Déroulé de l’attaque : mensonges, attaques DDoS et disparition sans trace
L’enquête a révélé que les attaquants opéraient comme de véritables espions professionnels :
- Dans un premier temps, ils ont obtenu la liste des serveurs (nœuds RPC) que LayerZero utilise pour ses communications.
- Ensuite, ils ont compromis deux serveurs indépendants hébergés chez des fournisseurs différents, puis y ont déployé un logiciel malveillant.
- Puis, ces serveurs ont commencé à envoyer au système un message falsifié : « Voici le transfert de jetons », alors qu’aucun transfert réel n’avait eu lieu.
- Pour s’assurer que le système acheminerait systématiquement les requêtes uniquement vers ces serveurs, les pirates ont lancé une attaque DDoS contre tous les autres nœuds — les submergeant de requêtes factices et provoquant leur saturation.
- Le système a automatiquement basculé vers les serveurs « silencieux » et « réactifs », mais compromis — et a accepté leur mensonge comme une vérité.
- Enfin, les attaquants ont tout effacé : journaux, configurations et même le code malveillant lui-même.
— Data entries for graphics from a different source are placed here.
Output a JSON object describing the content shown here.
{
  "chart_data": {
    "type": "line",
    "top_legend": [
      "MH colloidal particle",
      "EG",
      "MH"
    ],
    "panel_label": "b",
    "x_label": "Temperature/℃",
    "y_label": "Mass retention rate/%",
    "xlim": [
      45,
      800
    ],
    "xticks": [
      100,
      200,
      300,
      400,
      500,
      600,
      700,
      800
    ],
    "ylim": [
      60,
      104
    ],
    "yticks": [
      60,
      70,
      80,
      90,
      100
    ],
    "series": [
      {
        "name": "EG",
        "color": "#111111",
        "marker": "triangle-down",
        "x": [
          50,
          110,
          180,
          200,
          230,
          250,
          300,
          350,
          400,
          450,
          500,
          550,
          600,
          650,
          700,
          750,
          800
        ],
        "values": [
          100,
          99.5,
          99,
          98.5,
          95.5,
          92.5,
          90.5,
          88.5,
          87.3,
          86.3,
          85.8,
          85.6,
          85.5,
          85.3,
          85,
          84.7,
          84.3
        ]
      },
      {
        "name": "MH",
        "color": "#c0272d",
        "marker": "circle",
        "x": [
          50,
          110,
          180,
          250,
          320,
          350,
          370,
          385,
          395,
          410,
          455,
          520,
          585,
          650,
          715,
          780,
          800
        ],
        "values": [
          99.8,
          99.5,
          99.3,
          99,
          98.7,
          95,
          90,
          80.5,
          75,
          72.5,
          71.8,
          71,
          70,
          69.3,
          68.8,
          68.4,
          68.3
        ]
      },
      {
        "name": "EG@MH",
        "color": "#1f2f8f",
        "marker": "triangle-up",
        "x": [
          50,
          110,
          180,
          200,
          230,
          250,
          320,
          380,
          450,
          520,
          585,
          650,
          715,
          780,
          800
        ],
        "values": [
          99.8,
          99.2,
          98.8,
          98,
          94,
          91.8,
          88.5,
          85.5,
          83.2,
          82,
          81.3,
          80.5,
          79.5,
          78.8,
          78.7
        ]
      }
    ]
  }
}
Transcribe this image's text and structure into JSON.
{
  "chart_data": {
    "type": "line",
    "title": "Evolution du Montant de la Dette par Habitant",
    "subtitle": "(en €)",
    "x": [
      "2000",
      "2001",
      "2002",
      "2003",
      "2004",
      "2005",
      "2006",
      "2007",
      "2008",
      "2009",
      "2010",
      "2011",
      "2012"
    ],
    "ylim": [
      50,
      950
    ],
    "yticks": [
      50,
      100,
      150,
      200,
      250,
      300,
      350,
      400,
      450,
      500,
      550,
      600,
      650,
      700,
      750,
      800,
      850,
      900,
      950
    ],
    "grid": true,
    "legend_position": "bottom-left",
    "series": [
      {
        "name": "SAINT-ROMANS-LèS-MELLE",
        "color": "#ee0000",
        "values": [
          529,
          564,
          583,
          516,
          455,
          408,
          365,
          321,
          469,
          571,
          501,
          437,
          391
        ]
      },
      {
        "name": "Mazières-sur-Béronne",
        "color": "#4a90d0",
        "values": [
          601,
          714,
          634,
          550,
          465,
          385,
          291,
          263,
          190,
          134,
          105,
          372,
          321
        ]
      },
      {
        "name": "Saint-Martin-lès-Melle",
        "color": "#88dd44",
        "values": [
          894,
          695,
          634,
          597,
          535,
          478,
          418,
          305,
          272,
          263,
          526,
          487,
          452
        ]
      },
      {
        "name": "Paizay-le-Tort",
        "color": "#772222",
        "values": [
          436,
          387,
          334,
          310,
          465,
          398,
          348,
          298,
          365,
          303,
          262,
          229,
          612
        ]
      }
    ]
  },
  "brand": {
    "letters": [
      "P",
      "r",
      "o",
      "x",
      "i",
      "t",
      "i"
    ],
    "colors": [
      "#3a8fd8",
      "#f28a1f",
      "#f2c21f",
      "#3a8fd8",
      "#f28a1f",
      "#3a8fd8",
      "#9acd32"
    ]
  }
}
Aucune trace n’est restée.
Résultat : les pirates se sont emparés de 116 500 jetons rsETH (ETH restaké), une version « renforcée » de l’ETH utilisée dans les systèmes de restaking. Ils ont ensuite déposé ces jetons en garantie sur Aave V3 et emprunté du wETH. Aave a accepté la garantie comme légitime, bien que l’actif sous-jacent ait déjà été volé. Cela a généré une dette non couverte — et déclenché la panique parmi les utilisateurs.
Corée du Nord ? Possible — mais aucune preuve pour l’instant
L’équipe de LayerZero a indiqué que l’attaque avait probablement été menée par le groupe Lazarus — une organisation de pirates informatiques bien connue, basée en Corée du Nord. Sa subdivision, TraderTraitor, se spécialise dans le vol de cryptomonnaies. Toutefois, les analystes insistent : aucune preuve directe ne relie actuellement Lazarus à cet incident. L’attribution repose exclusivement sur les schémas d’attaque et les techniques d’obfuscation employées.
Un point crucial : même si Lazarus était impliqué, la vulnérabilité ne provenait pas du code de LayerZero — mais de la configuration de KelpDAO. Le protocole lui-même n’a jamais été piraté ; il a simplement été mal utilisé.
Principaux enseignements
- KelpDAO ne comptait que sur un seul nœud vérificateur, violant un principe fondamental de sécurité DeFi.
- Les pirates ont mené une attaque en plusieurs étapes : compromission de serveurs + attaque DDoS + falsification de données + effacement des traces.
- 116 500 rsETH ont été volés, soit environ 293 millions de dollars au cours du marché.
- L’attaque n’a pas affecté les autres projets LayerZero — le problème était local, mais elle a déclenché une peur systémique.
- LayerZero s’est depuis remis, mais la confiance dans les ponts interchaînes reste temporairement ébranlée.
Ce que cela signifie pour les utilisateurs ordinaires
Si vous détenez des fonds dans des protocoles DeFi — surtout nouveaux ou moins connus — il vaut la peine de vérifier : à quel point leur modèle de sécurité est-il décentralisé ? Utilisent-ils plusieurs sources de vérification indépendantes ? La plupart des grandes plateformes font désormais cela correctement — mais ce n’est pas le cas de toutes.
Par ailleurs, des attaques de ce type nous rappellent que, même lorsque la technologie sous-jacente fonctionne parfaitement, l’erreur humaine — dans la configuration, le choix des paramètres ou le jugement opérationnel — peut encore tout faire tomber. Le marché de la cryptomonnaie mûrit — mais les risques persistent, notamment là où les équipes déploient hâtivement de nouvelles fonctionnalités sans valider rigoureusement les fondamentaux.